2 c + 1 Tbsp (284 g) cake flour
1/4 c (23 g) powdered milk
1 tsp baking powder
3/4 tsp baking soda
1/2 tsp salt
1/2 c (113 g) butter, room temp
1 c (200 g) sugar
1 tsp vanilla extract
1 c (237 ml) buttermilk, room temp (make your own by adding 1 tbsp lemon juice or vinegar to 1 c milk)
Preheat oven to 350F and line a muffin tin. Set aside.
In a small bowl, whisk together the flour, powdered milk, baking powder, baking soda and salt. Set aside.
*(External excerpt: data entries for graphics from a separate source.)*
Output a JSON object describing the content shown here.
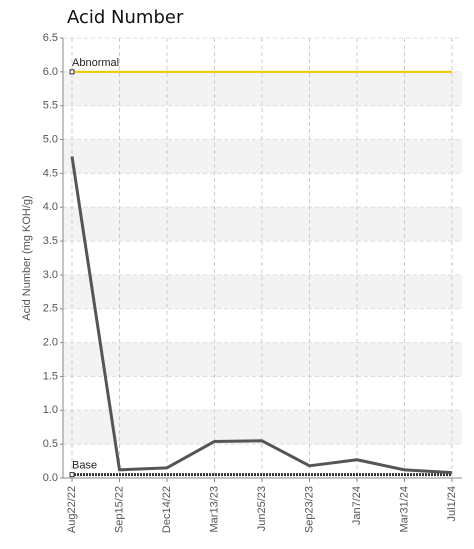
{
  "chart_data": {
    "type": "line",
    "title": "Acid Number",
    "y_label": "Acid Number (mg KOH/g)",
    "categories": [
      "Aug22/22",
      "Sep15/22",
      "Dec14/22",
      "Mar13/23",
      "Jun25/23",
      "Sep23/23",
      "Jan7/24",
      "Mar31/24",
      "Jul1/24"
    ],
    "series": [
      {
        "name": "Acid Number",
        "color": "#555555",
        "values": [
          4.75,
          0.12,
          0.15,
          0.54,
          0.55,
          0.18,
          0.27,
          0.12,
          0.08
        ]
      }
    ],
    "reference_lines": [
      {
        "label": "Abnormal",
        "value": 6.0,
        "color": "#f0c800"
      },
      {
        "label": "Base",
        "value": 0.05,
        "color": "#333333"
      }
    ],
    "ylim": [
      0,
      6.5
    ],
    "yticks": [
      {
        "value": 0,
        "label": "0.0"
      },
      0.5,
      {
        "value": 1,
        "label": "1.0"
      },
      1.5,
      {
        "value": 2,
        "label": "2.0"
      },
      2.5,
      {
        "value": 3,
        "label": "3.0"
      },
      3.5,
      {
        "value": 4,
        "label": "4.0"
      },
      4.5,
      {
        "value": 5,
        "label": "5.0"
      },
      5.5,
      {
        "value": 6,
        "label": "6.0"
      },
      6.5
    ],
    "grid": true
  }
}
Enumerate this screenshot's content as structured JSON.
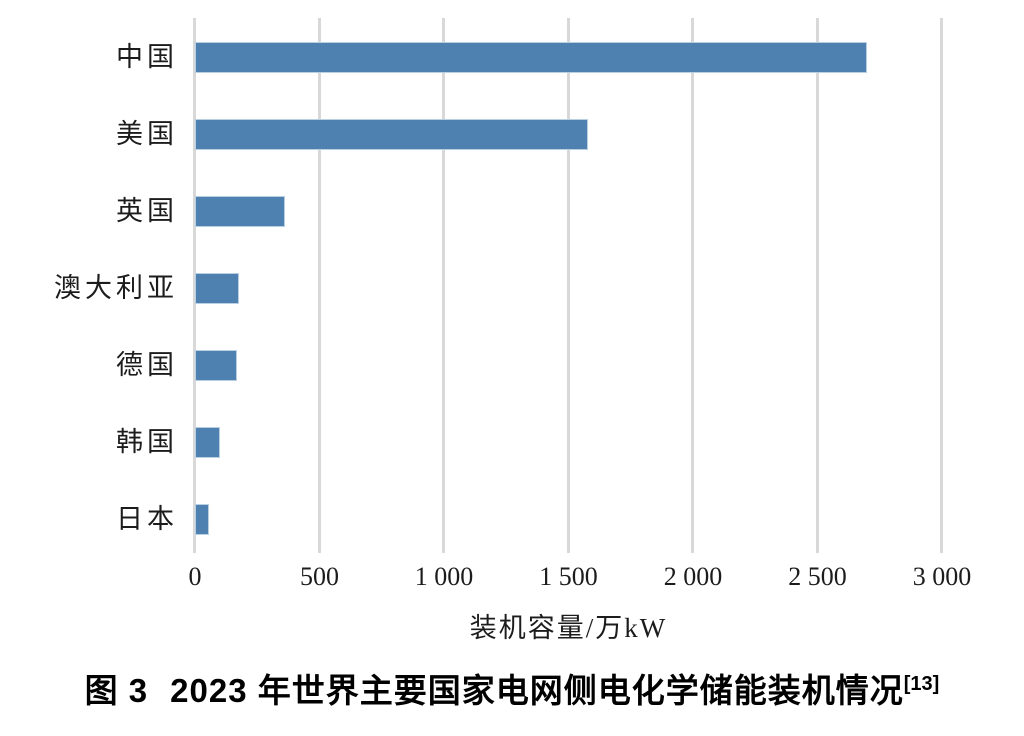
{
  "chart_data": {
    "type": "bar",
    "orientation": "horizontal",
    "categories": [
      "中国",
      "美国",
      "英国",
      "澳大利亚",
      "德国",
      "韩国",
      "日本"
    ],
    "values": [
      2700,
      1580,
      360,
      175,
      170,
      100,
      55
    ],
    "xlabel": "装机容量/万kW",
    "xlim": [
      0,
      3000
    ],
    "xticks": [
      0,
      500,
      1000,
      1500,
      2000,
      2500,
      3000
    ],
    "xtick_labels": [
      "0",
      "500",
      "1 000",
      "1 500",
      "2 000",
      "2 500",
      "3 000"
    ],
    "grid": "vertical-gridlines-light-gray",
    "legend": "none",
    "bar_color": "#4e80b0",
    "bar_border_color": "#b9cfe4",
    "gridline_color": "#d8d8d8"
  },
  "caption": {
    "prefix": "图 3",
    "title": "2023 年世界主要国家电网侧电化学储能装机情况",
    "reference": "[13]"
  }
}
In a large mixing bowl, cream the butter and sugar for about 5 minutes, until light and fluffy. Scrape down the sides of the bowl, then beat in the vanilla. Scrape down the bowl again and add the egg. Beat about 30 seconds to combine, scrape the bowl, then add the yolks. Beat to combine. Add 1/3 of the flour mixture, mix just to combine and add half of the milk. Continue adding the dry and wet ingredients in this fashion, ending with dry.
Divide batter evenly between the liners and tap on the counter a few times to eliminate large air bubbles. Bake until golden and a wooden pick inserted in center of cake comes out clean, 20-22 minutes. Cool in pans until cool enough to handle, then cool completely on racks.
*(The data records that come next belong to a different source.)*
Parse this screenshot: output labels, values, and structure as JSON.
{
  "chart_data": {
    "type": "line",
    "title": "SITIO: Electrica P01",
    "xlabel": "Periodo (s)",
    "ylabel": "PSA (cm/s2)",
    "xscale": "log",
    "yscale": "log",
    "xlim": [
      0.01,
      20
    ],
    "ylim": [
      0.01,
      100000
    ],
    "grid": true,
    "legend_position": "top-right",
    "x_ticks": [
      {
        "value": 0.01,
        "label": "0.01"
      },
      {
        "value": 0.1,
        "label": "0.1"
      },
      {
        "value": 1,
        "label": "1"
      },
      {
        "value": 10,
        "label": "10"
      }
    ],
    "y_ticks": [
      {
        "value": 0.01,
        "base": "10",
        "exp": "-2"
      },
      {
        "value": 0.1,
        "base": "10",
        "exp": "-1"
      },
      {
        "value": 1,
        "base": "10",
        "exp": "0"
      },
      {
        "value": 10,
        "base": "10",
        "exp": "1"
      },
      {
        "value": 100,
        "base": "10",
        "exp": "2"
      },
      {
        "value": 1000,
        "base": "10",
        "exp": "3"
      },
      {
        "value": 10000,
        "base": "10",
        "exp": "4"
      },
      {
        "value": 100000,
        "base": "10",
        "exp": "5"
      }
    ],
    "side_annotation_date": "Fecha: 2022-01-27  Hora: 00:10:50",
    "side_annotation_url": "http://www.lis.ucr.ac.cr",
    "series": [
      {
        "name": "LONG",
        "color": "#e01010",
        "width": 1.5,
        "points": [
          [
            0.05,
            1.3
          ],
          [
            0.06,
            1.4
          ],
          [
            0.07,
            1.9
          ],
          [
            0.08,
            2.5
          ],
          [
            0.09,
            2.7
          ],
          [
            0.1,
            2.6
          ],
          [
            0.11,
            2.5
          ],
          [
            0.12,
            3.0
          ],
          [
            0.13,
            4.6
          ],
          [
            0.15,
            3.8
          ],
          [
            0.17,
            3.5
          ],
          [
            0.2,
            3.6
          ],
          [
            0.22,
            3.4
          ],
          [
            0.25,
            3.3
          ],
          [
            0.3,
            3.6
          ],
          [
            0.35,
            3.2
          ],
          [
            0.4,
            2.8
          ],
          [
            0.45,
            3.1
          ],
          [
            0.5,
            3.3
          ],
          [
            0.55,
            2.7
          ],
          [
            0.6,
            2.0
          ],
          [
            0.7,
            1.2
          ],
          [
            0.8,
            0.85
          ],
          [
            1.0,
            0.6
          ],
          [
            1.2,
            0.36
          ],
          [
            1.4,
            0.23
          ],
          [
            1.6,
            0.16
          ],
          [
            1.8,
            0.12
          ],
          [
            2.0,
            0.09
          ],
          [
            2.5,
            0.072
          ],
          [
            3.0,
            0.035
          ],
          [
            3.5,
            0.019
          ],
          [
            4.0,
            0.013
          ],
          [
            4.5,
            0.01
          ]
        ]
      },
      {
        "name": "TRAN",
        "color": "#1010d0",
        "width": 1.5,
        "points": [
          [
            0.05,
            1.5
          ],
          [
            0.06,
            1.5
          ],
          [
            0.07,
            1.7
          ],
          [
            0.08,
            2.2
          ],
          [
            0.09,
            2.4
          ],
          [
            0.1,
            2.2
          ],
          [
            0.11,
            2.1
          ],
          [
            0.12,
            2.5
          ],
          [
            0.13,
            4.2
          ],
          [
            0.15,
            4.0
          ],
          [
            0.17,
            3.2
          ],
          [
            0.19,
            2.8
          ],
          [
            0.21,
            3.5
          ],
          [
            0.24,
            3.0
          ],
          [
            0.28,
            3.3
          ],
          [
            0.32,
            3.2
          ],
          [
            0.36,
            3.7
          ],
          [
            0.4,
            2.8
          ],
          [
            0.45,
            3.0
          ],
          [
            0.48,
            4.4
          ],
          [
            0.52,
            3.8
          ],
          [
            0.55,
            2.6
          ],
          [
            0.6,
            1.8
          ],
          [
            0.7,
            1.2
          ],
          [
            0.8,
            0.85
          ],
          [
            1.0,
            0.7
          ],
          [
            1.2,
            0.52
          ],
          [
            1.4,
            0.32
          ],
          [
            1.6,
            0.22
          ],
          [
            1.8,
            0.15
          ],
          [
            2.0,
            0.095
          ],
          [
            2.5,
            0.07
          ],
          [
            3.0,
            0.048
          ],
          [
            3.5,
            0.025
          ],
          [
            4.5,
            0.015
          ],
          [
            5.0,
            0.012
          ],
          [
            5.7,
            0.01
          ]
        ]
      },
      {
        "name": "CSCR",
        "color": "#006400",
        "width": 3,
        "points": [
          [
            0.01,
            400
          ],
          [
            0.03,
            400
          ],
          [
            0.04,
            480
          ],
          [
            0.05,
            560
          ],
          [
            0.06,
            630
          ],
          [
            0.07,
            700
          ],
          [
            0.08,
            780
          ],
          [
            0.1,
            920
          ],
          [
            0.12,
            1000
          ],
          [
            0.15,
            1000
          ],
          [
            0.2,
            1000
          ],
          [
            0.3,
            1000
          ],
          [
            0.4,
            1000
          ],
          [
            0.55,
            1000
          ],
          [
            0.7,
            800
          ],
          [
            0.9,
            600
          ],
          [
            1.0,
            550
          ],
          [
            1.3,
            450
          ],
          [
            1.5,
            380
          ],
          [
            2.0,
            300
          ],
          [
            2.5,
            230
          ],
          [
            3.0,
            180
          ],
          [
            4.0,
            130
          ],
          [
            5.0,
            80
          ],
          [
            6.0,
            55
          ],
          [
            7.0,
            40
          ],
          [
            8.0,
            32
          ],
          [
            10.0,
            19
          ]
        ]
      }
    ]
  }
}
Blueberry Balsamic Boiled Frosting adapted from Baked: New Frontiers in Baking
I hope you don't mind the vagueness of the jam part. You don't have to be completely accurate - just do what feels right. What is important is to make sure you cook out most of the water or else it will break your buttercream when you try to incorporate it. Otherwise... Enjoy!
1 c blueberries
1 1/4 c (250 g) sugar, divided
1/8 tsp nutmeg
2-4 tbsp balsamic vinegar, to taste
1/3 c (47 g) all-purpose flour
1 1/2 + 1/3 c (233 ml) milk
1 1/2 c (355 g) butter, room temp and cubed
1 tsp vanilla
Combine the blueberries, 1/4 c (50 g) of sugar, nutmeg and balsamic vinegar in a sauce pan. Reduce until most of the liquid is gone. Be sure you taste it and adjust the balsamic vinegar as necessary. You'll want it a little stronger than you might think just so it stands out in the frosting. Set aside to cool.
Combine the sugar and flour in a cool saucepan. Stir in the milk, then set the pan over medium heat. Stirring frequently, cook the mixture until quite thick, 10-15 minutes.
Remove the pan from heat and pour the mixture into the bowl of your mixer. Fit with the paddle attachment and whip on high speed until the outside of the bowl is cool to the touch, about fifteen minutes.
When the bowl is cool, add the butter all at once and whip on high speed until very light and fluffy. Add the vanilla and whip to combine, then add the blueberry balsamic mixture in small amounts, to taste.